Okay. The people who are driving this Spoiled the Vote process are part of the elite. They are not anti-establishment at all. They are a different, more socially conservative part of the elite than Fianna Fáil and Fine Gael. They are the Opus Dei wing of the establishment - wealthy fundamentalist Catholics who want to drag us back to the Ireland of the Magdalen laundries, the mother and baby homes and the industrial schools. They want to make divorce and contraception illegal again. They want to abolish choice and bodily autonomy and force women back into the home.

People have the right to spoil their vote; there is no question about that. However, if they do so, they will be being taken for fools, like the millions of working-class Americans who voted for billionaire businessman Donald Trump because they thought he was anti-establishment. That is the reality. People who spoil their vote are offering to be the dupes of the Irish millionaires. They should not be under any illusion that Micheál Martin, Simon Harris or Heather Humphreys will be upset. They will not be upset. All the spoiled votes will go into one big pile in the count centre. People in Fianna Fáil and Fine Gael will not care what people write on their ballot papers.

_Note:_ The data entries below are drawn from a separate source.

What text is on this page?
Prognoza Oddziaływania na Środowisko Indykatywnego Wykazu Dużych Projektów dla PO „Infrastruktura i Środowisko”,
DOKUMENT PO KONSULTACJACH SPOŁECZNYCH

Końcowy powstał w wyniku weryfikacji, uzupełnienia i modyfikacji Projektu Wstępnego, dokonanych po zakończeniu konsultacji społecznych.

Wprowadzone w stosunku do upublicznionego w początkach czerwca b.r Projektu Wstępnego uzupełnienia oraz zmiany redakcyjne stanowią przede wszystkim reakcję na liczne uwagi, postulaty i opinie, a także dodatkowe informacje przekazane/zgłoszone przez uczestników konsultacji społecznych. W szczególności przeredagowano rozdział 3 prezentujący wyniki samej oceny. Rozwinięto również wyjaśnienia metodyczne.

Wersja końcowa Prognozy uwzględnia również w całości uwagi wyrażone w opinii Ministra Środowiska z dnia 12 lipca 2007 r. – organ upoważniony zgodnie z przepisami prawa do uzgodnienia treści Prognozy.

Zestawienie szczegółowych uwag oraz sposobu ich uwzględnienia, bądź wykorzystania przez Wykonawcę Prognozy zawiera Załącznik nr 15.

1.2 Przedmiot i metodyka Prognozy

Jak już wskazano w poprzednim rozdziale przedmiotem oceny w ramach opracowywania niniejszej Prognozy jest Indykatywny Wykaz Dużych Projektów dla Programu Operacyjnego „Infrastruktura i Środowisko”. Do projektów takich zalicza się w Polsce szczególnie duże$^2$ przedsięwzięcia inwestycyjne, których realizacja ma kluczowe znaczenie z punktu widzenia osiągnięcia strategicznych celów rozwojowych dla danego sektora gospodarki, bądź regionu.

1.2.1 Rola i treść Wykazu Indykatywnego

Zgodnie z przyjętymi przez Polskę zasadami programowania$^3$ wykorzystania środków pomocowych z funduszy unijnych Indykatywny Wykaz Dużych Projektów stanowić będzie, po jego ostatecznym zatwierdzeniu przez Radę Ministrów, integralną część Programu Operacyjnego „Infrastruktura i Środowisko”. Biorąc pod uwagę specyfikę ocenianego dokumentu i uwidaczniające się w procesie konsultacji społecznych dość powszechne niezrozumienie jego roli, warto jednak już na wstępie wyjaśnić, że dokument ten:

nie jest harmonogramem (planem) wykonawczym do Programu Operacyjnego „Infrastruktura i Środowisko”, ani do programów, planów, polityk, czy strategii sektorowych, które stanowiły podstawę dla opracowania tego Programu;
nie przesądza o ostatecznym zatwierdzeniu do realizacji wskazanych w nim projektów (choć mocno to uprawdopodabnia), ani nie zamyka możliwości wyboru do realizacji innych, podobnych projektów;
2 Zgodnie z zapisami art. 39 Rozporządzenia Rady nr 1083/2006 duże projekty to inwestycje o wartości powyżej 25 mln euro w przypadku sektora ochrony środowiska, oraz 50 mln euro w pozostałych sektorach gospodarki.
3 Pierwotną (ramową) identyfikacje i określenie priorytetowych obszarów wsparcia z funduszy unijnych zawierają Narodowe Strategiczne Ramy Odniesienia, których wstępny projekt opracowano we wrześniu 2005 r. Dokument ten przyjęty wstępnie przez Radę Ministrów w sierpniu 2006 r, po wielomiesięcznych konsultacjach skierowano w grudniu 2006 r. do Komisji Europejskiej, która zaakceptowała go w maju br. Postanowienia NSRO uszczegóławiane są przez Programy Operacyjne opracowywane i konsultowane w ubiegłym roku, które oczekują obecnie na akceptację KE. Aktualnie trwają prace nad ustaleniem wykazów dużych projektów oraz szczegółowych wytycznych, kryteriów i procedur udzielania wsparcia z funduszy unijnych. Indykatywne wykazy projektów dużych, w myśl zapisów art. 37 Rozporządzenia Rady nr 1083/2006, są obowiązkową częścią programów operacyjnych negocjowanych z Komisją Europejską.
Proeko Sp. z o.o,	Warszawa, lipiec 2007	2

The only thing they care about is that the more spoiled votes there are from people who are rightly angry with and alienated from the political establishment, the fewer votes there will be for the candidate who is not their candidate and the less embarrassing a defeat it will be for them and the establishment.

If people want to strike a blow against the political establishment, against Fianna Fáil and Fine Gael, on Friday, they should not spoil their votes. There are two candidates, one of whom will win. One is the Government candidate and the other is an Independent candidate backed by the Opposition. One of them, like most ordinary Irish people, voted "No" in the first Nice and Lisbon treaty referendums.